Eine derartige Karte gibt es im Irak (noch) nicht: Bis zu fünf Millionen Iraker könnten in „ethnischen Säuberungen“ aus ihren Häusern und Wohnungen vertrieben werden – rund vier Millionen haben schon ihre Häuser verlassen müssen. Joost Hilterman von der „International Crisis Group“ meint: „Die geografischen Grenzen der Provinzen würden nicht auf eine Teilung hindeuten.“ Der Irak würde bei einer Teilung nicht in zwei oder drei Teile zerbrechen, sondern es würde ein „totaler Kollaps“ des Staates drohen.

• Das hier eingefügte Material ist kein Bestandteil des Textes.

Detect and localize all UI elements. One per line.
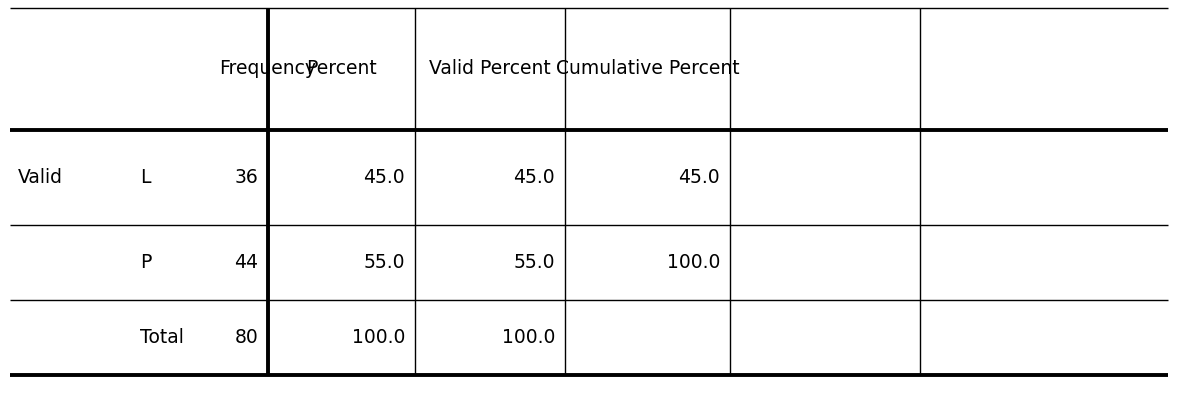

3Modell Somalia: Anarchie, Totalkollaps

Dieses Szenario träte vermutlich ein, wenn die USA überstürzt abzögen und „Warlords“ um die Macht kämpften. Während ein „Bosnien“-Modell für Washington verlockend klingt (der Krieg endete mit einem Waffenstillstand, kein einziger US-Soldat verlor sein Leben), ruft eine Assoziation mit Somalia dunkle Erinnerungen wach: Die USA griffen 1992 in einen Bürgerkrieg zwischen Somalischen Clans ein, um eine humanitäre Katastrophe abzuwenden. Im Oktober 1993 scheiterte eine US-Militäraktion, ein Blackhawk-Hubschrauber wurde abgeschossen, im Fernsehen war zu sehen, wie der Mob im Oktober 1993 die Leiche eines US-Soldaten durch die Straßen Mogadischus schleifte.

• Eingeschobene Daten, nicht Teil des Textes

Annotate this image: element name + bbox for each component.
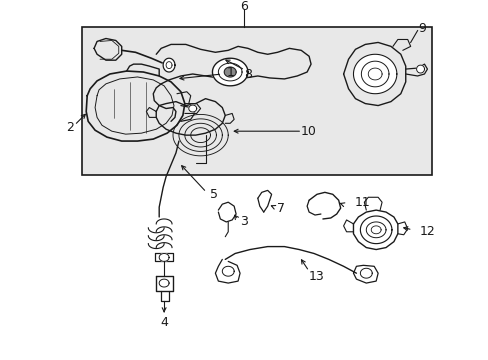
- Bar: [82, 27, 431, 175]
- Polygon shape: [353, 54, 396, 94]
- Polygon shape: [367, 68, 381, 80]
- Polygon shape: [218, 63, 242, 81]
- Polygon shape: [360, 216, 391, 244]
- Polygon shape: [188, 105, 196, 112]
- Polygon shape: [360, 268, 371, 278]
- Text: 7: 7: [277, 202, 285, 215]
- Text: 12: 12: [419, 225, 434, 238]
- Polygon shape: [159, 253, 169, 261]
- Text: 5: 5: [210, 188, 218, 201]
- Polygon shape: [163, 58, 175, 72]
- Polygon shape: [159, 279, 169, 287]
- Text: 1: 1: [226, 66, 234, 78]
- Text: 13: 13: [308, 270, 324, 283]
- Text: 9: 9: [418, 22, 426, 35]
- Text: 3: 3: [240, 215, 247, 229]
- Text: 8: 8: [244, 68, 251, 81]
- Polygon shape: [370, 226, 380, 234]
- Polygon shape: [366, 222, 385, 238]
- Text: 4: 4: [160, 316, 168, 329]
- Text: 10: 10: [301, 125, 316, 138]
- Polygon shape: [416, 65, 424, 73]
- Polygon shape: [166, 62, 172, 68]
- Text: 6: 6: [240, 0, 247, 13]
- Polygon shape: [212, 58, 247, 86]
- Text: 2: 2: [66, 121, 74, 134]
- Polygon shape: [224, 67, 236, 77]
- Text: 11: 11: [354, 196, 369, 209]
- Polygon shape: [222, 266, 234, 276]
- Polygon shape: [361, 61, 388, 87]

Daraufhin beschloss der damalige Präsident Bill Clinton, die US-Soldaten abzuziehen. Seither haben im Somalia Milizen das Sagen, es herrscht Anarchie. In Bagdad werden Parallelen zu Mogadischu sichtbar: Die schiitischen und sunnitischen Milizen haben an Macht gewonnen, im Süden bekriegen sich mittlerweile nicht nur Schiiten und Sunniten, sondern auch Schiiten untereinander.

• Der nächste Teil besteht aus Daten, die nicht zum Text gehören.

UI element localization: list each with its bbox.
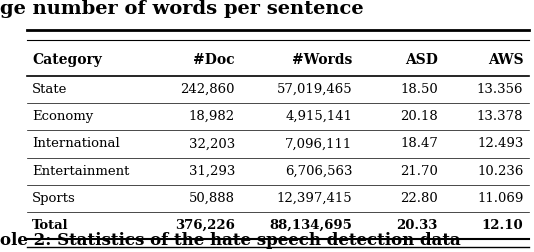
Text: Category: Category [32, 53, 102, 68]
Text: 12.10: 12.10 [482, 219, 523, 232]
Text: 13.378: 13.378 [477, 110, 523, 123]
Text: Entertainment: Entertainment [32, 165, 129, 178]
Text: Total: Total [32, 219, 69, 232]
Text: 18.50: 18.50 [400, 83, 438, 96]
Text: #Doc: #Doc [193, 53, 235, 68]
Text: 20.18: 20.18 [400, 110, 438, 123]
Text: 12,397,415: 12,397,415 [277, 192, 352, 205]
Text: 7,096,111: 7,096,111 [285, 137, 352, 150]
Text: 22.80: 22.80 [400, 192, 438, 205]
Text: State: State [32, 83, 67, 96]
Text: ge number of words per sentence: ge number of words per sentence [0, 0, 364, 18]
Text: International: International [32, 137, 120, 150]
Text: 12.493: 12.493 [477, 137, 523, 150]
Text: 20.33: 20.33 [397, 219, 438, 232]
Text: 10.236: 10.236 [477, 165, 523, 178]
Text: 376,226: 376,226 [175, 219, 235, 232]
Text: 18.47: 18.47 [400, 137, 438, 150]
Text: ASD: ASD [405, 53, 438, 68]
Text: 11.069: 11.069 [477, 192, 523, 205]
Text: Sports: Sports [32, 192, 76, 205]
Text: 6,706,563: 6,706,563 [285, 165, 352, 178]
Text: 57,019,465: 57,019,465 [277, 83, 352, 96]
Text: 88,134,695: 88,134,695 [270, 219, 352, 232]
Text: 31,293: 31,293 [189, 165, 235, 178]
Text: 242,860: 242,860 [180, 83, 235, 96]
Text: #Words: #Words [292, 53, 352, 68]
Text: 4,915,141: 4,915,141 [286, 110, 352, 123]
Text: 13.356: 13.356 [477, 83, 523, 96]
Text: 18,982: 18,982 [189, 110, 235, 123]
Text: 21.70: 21.70 [400, 165, 438, 178]
Text: AWS: AWS [488, 53, 523, 68]
Text: Economy: Economy [32, 110, 93, 123]
Text: 32,203: 32,203 [189, 137, 235, 150]
Text: 50,888: 50,888 [189, 192, 235, 205]
Text: ole 2: Statistics of the hate speech detection data: ole 2: Statistics of the hate speech det… [0, 233, 461, 249]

4Modell Südkorea: Gekommen, geblieben

Die US-Armee bleibt, und zwar lang – wie in Südkorea. Dort sind 54 Jahre nach dem Ende des Korea-Krieges immer noch über 30.000 US-Soldaten stationiert. Die US-Präsenz auf der koreanischen Halbinsel wird aller Voraussicht nach weiter andauern: Eine Lösung des Konflikts zwischen den USA und Nordkorea ist zwar seit dem Einlenken Pjöngjangs in der Atomfrage näher gerückt, eine Wiedervereinigung zwischen beiden Koreas ist aber – zumindest kurzfristig – nicht absehbar.

5Modell Vietnam:

Niederlage, Regionalkrieg

Die USA zieht erst nach Jahren des Krieges ab, eine Ordnungsmacht übernimmt das Kommando. Das Problem im Irak: Es gibt keine Ordnungsmacht wie die Nordvietnamesen. Von einer Parallele zu Vietnam wollte das Weiße Haus von Anfang an nichts wissen. Zu bitter ist die Erinnerung an die damalige Schmach des Abzugs.

Ende August zog Bush selbst einen Irak-Vietnam-Vergleich: Nach dem Rückzug der USA aus Vietnam seien dort hunderttausende Menschen getötet worden. Eine ähnliche Katastrophe würde sich im Irak ereignen, wenn die USA nicht standhaft blieben. Außerdem, so die Angst, die über allen Szenarien schwebt, könnten Nachbarländer in den Konflikt gezogen werden.